Step 1: Export Data from Marketo

Begin by exporting the desired data from Marketo. Log in to your Marketo account, navigate to the "Leads" or "Activities" section, and use the "Export" function. Choose the appropriate filters to specify the data range and fields you wish to export. Save the exported file in a CSV format for ease of handling.

Ensure that you have a secure method to transfer data from your local machine to the Databricks environment. You can use protocols such as SCP (Secure Copy Protocol) or SFTP (Secure File Transfer Protocol) to securely move your CSV file to a cloud storage service that is accessible by Databricks, such as AWS S3, Azure Blob Storage, or Google Cloud Storage.

Use the cloud provider's interface or a command-line tool to upload your CSV file to a cloud storage bucket. Ensure that the bucket permissions allow Databricks to access the file.
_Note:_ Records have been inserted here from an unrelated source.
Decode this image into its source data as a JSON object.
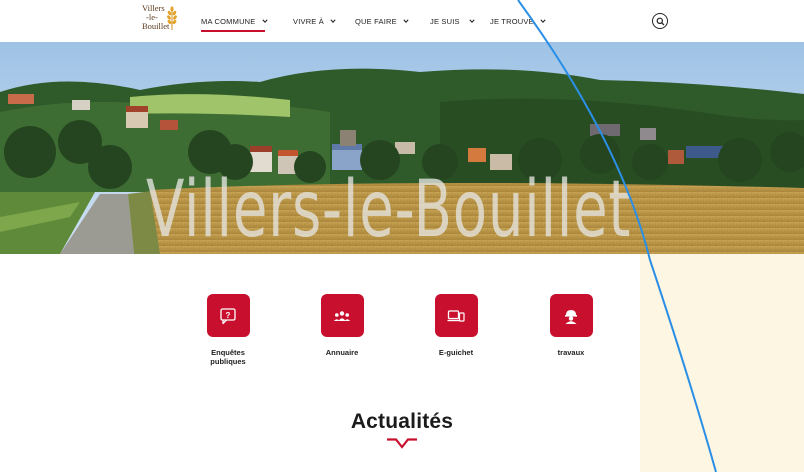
{
  "logo": {
    "line1": "Villers",
    "line2": "-le-",
    "line3": "Bouillet"
  },
  "nav": {
    "items": [
      {
        "label": "MA COMMUNE",
        "active": true
      },
      {
        "label": "VIVRE À",
        "active": false
      },
      {
        "label": "QUE FAIRE",
        "active": false
      },
      {
        "label": "JE SUIS",
        "active": false
      },
      {
        "label": "JE TROUVE",
        "active": false
      }
    ]
  },
  "hero": {
    "title": "Villers-le-Bouillet"
  },
  "quick_links": [
    {
      "label": "Enquêtes publiques",
      "icon": "question-bubble-icon"
    },
    {
      "label": "Annuaire",
      "icon": "people-group-icon"
    },
    {
      "label": "E-guichet",
      "icon": "devices-icon"
    },
    {
      "label": "travaux",
      "icon": "worker-helmet-icon"
    }
  ],
  "news": {
    "title": "Actualités"
  },
  "colors": {
    "accent": "#c8102e",
    "curve": "#2b8fe6",
    "panel": "#fdf6e3"
  }
}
For example, if using AWS S3, you can use the AWS CLI command `aws s3 cp` to upload the file.

In your Databricks workspace, configure access to the cloud storage where your CSV file is located. This involves setting up credentials or IAM roles that Databricks can use to read from the cloud storage. For instance, in AWS, you can attach an IAM role to the Databricks cluster with S3 read permissions.

Launch your Databricks workspace and use a notebook to create a table in the Lakehouse. You can use Spark SQL or DataFrame API to define the schema for your data. Execute a command such as `CREATE TABLE marketo_data (...)` to define the table structure that matches the CSV file.
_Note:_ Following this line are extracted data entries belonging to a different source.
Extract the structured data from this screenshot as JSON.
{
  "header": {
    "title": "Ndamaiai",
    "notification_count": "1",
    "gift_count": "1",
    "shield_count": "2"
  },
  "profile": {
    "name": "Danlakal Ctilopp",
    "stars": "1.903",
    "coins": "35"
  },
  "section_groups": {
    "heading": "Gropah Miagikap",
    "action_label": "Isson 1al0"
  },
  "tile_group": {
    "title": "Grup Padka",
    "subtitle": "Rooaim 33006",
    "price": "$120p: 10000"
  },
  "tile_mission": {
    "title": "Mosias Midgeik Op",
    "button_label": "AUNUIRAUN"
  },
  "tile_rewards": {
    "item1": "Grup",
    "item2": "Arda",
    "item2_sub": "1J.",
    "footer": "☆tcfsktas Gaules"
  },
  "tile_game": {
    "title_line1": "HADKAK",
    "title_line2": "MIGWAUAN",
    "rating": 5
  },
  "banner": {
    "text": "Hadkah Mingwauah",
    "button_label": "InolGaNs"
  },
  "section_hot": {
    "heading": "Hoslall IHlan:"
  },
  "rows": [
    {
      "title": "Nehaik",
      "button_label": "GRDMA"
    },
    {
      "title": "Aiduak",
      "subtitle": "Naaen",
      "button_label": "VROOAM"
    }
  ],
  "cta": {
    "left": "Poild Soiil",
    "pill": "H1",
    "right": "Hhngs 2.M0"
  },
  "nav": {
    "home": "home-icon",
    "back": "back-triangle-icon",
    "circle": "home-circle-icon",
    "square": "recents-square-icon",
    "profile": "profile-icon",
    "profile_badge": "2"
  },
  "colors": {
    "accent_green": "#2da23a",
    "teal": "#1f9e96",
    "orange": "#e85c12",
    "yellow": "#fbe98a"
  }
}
Use Spark to load the CSV data from the cloud storage into the Databricks table. You can use the `spark.read.csv()` method with the appropriate schema and options for delimiter, header, etc. After reading the data, write it into the table using `dataframe.write.insertInto("marketo_data")`.

Once data transfer is complete, perform verification checks to ensure data integrity and completeness. Use SQL queries or DataFrame operations within Databricks to compare row counts and data profiles. If necessary, apply any required transformations or data cleaning steps to prepare the data for analysis or further processing.
By following these steps, you can effectively move data from Marketo to a Databricks Lakehouse environment without relying on third-party connectors or integrations.